Most of the debaters insisted that climate change is properly called a "climate crisis."  How anyone of them is qualified to deal with life-defying changes in nature of the magnitude claimed is never addressed.  Julian Castro boasted (Muhammed Ali's "I am the greatest" is implied) that he implemented certain energy use changes in San Antonio when he was the mayor.  In what sense does that qualify him to oversee policies re: atmospheric and oceanic changes throughout the entire world?  Impressed with his opinions and his career, he exaggerates his expertise and underestimates his ignorance.

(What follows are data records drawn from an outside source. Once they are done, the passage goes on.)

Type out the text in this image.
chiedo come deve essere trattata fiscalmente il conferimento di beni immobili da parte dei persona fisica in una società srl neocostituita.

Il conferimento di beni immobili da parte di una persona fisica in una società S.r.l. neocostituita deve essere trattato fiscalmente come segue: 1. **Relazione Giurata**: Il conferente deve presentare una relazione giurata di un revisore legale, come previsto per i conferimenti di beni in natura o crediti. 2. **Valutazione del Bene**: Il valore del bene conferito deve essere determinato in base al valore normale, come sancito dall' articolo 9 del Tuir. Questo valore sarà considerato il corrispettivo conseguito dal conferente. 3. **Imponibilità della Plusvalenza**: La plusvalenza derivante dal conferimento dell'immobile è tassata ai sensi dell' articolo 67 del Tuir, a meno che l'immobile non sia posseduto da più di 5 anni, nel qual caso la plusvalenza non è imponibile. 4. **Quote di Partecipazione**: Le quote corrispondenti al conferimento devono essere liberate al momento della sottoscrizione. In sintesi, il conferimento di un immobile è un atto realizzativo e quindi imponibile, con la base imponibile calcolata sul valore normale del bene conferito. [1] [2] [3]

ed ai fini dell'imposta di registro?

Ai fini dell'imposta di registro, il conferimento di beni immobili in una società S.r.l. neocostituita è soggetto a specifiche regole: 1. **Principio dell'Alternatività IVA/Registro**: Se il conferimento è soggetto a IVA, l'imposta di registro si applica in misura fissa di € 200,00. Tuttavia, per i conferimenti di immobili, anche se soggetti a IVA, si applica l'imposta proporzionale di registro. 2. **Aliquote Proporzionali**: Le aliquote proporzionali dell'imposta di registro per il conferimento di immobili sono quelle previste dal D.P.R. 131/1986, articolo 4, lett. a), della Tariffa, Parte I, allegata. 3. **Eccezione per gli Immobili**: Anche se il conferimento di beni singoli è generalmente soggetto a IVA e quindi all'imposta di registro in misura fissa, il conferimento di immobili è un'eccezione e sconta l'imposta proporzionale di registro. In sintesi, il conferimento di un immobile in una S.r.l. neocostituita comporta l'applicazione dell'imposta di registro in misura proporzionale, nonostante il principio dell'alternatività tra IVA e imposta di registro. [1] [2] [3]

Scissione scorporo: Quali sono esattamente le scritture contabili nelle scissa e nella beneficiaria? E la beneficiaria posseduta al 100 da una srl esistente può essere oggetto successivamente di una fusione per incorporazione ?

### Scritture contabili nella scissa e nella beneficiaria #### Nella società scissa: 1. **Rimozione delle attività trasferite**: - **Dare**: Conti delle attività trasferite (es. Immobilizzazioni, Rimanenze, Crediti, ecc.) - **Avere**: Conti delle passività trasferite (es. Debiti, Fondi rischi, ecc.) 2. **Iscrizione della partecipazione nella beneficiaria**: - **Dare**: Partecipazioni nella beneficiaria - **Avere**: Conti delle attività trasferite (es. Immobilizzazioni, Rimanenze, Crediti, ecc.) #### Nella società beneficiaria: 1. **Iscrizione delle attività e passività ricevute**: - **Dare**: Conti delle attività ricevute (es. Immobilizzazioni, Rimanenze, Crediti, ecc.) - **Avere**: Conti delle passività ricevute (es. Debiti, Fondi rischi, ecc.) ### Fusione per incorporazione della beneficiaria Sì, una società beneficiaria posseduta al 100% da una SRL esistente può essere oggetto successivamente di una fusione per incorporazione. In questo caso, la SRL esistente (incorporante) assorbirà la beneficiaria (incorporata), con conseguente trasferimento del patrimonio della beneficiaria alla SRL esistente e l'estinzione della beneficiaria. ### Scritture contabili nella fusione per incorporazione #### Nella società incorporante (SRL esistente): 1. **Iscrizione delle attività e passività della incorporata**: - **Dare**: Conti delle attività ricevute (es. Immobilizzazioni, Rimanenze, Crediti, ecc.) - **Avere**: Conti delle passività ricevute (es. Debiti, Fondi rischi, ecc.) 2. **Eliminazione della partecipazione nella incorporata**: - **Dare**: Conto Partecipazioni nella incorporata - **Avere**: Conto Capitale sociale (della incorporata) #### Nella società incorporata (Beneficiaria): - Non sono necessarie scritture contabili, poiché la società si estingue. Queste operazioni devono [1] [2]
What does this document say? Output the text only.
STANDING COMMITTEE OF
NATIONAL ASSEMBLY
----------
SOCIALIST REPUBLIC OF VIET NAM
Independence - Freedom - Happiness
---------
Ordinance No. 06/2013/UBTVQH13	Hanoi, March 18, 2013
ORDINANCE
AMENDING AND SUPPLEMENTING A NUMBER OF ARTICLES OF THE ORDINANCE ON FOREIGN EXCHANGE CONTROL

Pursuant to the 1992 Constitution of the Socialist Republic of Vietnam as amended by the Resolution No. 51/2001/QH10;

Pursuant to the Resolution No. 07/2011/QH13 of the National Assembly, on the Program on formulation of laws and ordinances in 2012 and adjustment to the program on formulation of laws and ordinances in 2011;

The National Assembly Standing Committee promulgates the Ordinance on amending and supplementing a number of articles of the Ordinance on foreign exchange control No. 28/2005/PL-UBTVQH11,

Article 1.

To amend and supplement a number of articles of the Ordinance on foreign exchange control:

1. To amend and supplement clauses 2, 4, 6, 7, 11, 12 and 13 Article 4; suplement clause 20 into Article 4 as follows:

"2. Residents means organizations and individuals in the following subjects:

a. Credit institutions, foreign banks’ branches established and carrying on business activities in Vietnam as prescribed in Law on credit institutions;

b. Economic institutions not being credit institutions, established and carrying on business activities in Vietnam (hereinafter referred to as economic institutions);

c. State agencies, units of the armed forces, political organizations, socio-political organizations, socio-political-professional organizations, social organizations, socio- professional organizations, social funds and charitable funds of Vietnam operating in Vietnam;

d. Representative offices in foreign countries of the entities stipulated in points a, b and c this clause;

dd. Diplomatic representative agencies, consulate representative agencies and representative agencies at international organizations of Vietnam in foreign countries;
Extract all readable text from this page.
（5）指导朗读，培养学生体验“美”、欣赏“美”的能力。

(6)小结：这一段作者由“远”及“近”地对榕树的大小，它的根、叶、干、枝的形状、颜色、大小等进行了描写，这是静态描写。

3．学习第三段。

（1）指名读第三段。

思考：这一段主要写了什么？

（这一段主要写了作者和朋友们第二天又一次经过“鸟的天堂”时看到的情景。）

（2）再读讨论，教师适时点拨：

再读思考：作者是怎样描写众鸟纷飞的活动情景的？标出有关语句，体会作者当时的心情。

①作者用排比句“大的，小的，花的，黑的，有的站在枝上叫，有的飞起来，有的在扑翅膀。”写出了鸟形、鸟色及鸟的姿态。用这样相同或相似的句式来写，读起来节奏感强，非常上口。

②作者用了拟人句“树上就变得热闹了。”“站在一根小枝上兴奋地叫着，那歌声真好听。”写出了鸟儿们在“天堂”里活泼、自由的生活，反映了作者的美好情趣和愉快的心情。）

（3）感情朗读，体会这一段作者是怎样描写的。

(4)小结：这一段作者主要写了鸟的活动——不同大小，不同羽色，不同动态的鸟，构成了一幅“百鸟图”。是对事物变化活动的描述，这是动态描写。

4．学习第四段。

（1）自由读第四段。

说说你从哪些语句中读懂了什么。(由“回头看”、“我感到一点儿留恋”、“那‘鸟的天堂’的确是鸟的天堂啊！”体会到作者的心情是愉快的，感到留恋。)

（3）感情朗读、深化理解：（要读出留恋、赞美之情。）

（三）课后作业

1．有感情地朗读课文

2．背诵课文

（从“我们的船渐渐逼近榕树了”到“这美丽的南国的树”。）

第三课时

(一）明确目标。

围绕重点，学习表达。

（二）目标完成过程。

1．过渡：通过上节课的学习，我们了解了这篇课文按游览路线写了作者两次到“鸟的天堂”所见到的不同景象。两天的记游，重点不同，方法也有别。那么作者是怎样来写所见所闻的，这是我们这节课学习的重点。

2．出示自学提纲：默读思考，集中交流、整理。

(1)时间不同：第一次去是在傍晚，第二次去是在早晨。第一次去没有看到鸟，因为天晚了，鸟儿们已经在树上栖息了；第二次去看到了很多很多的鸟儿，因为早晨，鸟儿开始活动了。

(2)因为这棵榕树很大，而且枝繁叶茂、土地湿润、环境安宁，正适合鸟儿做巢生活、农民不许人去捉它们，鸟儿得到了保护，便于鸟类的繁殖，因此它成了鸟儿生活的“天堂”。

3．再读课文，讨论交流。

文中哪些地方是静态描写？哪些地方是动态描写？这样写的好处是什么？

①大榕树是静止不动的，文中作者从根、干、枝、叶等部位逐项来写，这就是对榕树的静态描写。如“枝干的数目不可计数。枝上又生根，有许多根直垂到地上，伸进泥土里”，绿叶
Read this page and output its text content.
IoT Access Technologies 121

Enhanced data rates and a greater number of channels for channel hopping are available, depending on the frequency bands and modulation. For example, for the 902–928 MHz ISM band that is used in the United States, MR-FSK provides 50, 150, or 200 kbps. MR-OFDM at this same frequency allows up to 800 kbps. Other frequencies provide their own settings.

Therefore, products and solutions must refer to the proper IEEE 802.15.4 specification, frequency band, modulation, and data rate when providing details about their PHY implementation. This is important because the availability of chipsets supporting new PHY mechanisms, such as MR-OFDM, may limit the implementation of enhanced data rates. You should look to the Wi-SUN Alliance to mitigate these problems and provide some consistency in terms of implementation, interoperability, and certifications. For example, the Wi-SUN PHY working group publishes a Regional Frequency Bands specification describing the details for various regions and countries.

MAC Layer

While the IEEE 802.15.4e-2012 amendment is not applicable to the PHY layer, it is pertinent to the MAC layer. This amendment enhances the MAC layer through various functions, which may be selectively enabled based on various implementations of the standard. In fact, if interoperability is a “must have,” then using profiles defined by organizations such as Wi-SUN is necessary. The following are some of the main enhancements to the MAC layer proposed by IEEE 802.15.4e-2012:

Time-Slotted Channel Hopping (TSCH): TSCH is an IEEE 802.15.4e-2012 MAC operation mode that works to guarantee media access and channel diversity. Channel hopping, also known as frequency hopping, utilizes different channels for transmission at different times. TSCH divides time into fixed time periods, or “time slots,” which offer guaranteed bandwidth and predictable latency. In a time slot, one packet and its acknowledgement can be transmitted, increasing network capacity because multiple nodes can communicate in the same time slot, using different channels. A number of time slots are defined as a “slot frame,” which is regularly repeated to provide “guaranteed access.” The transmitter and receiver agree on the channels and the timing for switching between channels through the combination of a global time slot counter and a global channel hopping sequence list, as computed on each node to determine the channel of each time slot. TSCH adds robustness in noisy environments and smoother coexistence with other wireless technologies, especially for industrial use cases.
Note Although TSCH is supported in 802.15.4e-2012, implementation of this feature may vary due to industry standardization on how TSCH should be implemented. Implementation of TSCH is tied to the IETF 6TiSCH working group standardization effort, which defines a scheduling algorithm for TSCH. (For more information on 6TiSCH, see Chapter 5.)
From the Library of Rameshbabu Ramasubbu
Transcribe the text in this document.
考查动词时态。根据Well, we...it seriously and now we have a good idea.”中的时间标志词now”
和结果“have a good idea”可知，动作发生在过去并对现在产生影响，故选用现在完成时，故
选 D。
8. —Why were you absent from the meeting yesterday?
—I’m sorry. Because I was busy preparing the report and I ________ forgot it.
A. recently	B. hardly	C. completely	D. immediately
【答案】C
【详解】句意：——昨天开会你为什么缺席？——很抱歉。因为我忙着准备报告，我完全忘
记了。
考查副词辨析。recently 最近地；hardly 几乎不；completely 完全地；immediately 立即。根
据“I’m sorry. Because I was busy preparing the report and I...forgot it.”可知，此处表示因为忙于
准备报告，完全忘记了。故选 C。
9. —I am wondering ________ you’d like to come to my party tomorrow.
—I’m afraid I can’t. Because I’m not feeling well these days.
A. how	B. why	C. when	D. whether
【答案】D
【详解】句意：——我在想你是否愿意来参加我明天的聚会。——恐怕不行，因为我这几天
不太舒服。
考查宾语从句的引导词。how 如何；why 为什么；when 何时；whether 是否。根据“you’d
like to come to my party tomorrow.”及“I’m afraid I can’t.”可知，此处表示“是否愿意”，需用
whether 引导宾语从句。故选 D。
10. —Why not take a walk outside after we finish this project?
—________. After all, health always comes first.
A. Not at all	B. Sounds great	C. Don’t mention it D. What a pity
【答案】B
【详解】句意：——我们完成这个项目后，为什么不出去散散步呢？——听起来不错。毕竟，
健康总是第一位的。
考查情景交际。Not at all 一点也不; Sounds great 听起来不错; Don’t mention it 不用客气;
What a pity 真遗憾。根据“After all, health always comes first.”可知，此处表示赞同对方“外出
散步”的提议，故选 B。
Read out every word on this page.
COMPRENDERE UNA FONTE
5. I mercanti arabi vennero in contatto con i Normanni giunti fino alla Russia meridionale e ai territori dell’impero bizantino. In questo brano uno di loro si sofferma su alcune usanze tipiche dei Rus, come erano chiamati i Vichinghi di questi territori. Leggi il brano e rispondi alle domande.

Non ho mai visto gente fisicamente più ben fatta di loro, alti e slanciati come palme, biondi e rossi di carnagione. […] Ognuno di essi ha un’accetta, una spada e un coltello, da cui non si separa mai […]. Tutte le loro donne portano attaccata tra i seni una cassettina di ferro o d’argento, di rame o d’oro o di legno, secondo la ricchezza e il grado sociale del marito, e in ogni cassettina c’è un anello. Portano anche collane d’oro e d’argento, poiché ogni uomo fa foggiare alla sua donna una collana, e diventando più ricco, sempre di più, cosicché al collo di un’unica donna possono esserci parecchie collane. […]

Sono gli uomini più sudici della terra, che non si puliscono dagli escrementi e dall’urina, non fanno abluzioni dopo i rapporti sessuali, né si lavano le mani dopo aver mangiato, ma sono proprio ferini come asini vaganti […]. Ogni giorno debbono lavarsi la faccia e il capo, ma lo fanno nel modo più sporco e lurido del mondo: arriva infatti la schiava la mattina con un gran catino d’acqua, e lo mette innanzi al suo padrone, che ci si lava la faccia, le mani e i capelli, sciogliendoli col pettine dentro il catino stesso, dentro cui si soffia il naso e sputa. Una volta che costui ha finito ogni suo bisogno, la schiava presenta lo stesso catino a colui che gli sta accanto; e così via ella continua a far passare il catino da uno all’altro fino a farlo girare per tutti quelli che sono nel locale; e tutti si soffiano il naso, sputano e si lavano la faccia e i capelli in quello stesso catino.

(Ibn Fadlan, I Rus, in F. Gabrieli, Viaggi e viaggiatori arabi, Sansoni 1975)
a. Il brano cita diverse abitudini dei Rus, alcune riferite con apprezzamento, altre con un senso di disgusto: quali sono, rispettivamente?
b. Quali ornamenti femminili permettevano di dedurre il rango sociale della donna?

Likewise, Bernie (again, the farcical boasting of Bernie) speaking of our border crisis, said that the real problems of migrants originate in their home countries – such as Honduras or Guatemala -- and should be dealt with hemispherically.  Yet, non-interference in the internal affairs of our Latin American neighbors has been an essential policy since Franklin Delano Roosevelt initiated the Good Neighbor Policy as an alternative to our being a perceived threat to Latino sovereignty.  Bernie's barking bluster seems strangely ignorant of historical reality.  Hence, the farce of speaking in passionate tones; yet not realizing the reality or context in which one is speaking.
It is hilarious to hear 20 persons boasting "I am the best" when their tirades and self-aggrandizement lacks substance and evidence.  While laughing uproariously, we can reject them all.